Generally credited with having popularized karate in Japan,
Funakoshi changed the names of many kata: The five Itosu Pinan forms became known as Heian; the three Naihanchi forms became known as Tekki; Seisan as Hangetsu; Chinto as Gankaku; Wanshu as Empi; etc. These were mostly just political changes, rather than changes to the content of the forms. The name changes may have been designed to make the art sound more Japanese (less "foreign") and to get karate accepted by the Japanese judo organisation Dai Nippon Butokukai. They became afterwards the names commonly used in the sport worldwide, except in the Okinawa prefecture.

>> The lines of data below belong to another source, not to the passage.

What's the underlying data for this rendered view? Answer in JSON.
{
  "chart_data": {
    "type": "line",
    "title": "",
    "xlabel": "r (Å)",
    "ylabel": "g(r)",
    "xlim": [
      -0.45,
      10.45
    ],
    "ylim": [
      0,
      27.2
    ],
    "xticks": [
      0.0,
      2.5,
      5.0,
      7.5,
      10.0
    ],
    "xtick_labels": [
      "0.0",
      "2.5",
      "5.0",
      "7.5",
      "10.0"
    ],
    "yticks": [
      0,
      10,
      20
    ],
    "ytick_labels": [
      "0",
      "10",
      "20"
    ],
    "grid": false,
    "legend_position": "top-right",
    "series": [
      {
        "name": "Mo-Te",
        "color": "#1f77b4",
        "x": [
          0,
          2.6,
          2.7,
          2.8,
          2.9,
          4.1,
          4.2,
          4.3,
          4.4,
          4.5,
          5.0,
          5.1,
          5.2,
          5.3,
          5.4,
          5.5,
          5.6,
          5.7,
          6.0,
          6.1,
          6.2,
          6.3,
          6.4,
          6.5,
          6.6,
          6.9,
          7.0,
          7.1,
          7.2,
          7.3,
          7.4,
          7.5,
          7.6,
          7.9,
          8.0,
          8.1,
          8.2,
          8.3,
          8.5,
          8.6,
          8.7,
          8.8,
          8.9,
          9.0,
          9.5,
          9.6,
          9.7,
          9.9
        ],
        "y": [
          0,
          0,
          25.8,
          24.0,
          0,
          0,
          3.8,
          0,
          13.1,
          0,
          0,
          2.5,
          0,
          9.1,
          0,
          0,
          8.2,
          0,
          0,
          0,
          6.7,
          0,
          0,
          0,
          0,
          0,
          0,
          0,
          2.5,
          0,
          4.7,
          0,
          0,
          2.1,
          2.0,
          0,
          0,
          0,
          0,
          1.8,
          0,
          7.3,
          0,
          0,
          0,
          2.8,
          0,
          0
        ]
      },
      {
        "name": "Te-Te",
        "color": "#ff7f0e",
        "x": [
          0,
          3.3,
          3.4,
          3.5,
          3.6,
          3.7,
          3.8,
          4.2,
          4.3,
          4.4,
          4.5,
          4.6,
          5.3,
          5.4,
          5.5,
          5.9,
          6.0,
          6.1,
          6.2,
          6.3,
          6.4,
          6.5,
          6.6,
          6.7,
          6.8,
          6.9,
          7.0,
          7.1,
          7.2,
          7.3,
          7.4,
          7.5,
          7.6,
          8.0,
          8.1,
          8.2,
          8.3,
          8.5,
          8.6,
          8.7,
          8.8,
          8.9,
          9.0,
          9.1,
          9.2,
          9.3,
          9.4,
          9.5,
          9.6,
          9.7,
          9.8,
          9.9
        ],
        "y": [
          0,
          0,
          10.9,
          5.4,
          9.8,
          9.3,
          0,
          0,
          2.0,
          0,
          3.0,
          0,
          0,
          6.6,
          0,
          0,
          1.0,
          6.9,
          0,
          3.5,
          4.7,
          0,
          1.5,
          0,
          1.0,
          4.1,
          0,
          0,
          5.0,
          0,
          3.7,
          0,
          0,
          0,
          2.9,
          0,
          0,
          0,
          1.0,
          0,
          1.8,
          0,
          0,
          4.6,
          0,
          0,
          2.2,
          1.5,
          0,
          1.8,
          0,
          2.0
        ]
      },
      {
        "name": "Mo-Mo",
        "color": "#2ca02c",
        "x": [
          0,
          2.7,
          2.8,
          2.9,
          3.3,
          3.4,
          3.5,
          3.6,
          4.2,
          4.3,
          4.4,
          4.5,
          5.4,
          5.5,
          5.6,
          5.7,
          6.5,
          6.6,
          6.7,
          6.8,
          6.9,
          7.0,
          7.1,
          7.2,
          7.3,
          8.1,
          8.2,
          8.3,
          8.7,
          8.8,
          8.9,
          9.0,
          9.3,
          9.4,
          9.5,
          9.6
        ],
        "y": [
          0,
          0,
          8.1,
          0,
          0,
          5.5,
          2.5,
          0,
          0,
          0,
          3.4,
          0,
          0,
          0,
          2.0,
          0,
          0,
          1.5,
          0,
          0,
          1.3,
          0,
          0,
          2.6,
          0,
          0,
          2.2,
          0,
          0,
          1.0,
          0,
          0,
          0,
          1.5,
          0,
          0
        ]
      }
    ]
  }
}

The popularization of karate in Japan also included the adoption of the ubiquitous white uniform which consisted of the kimono and the dogi or keikogi - mostly called just gi (pronounced 'gey' like 'key') - and colored belt ranks. Both of these innovations were originated and popularized by Jigoro Kano, the founder of Judo, one of the men Funakoshi consulted in his efforts to popularize karate.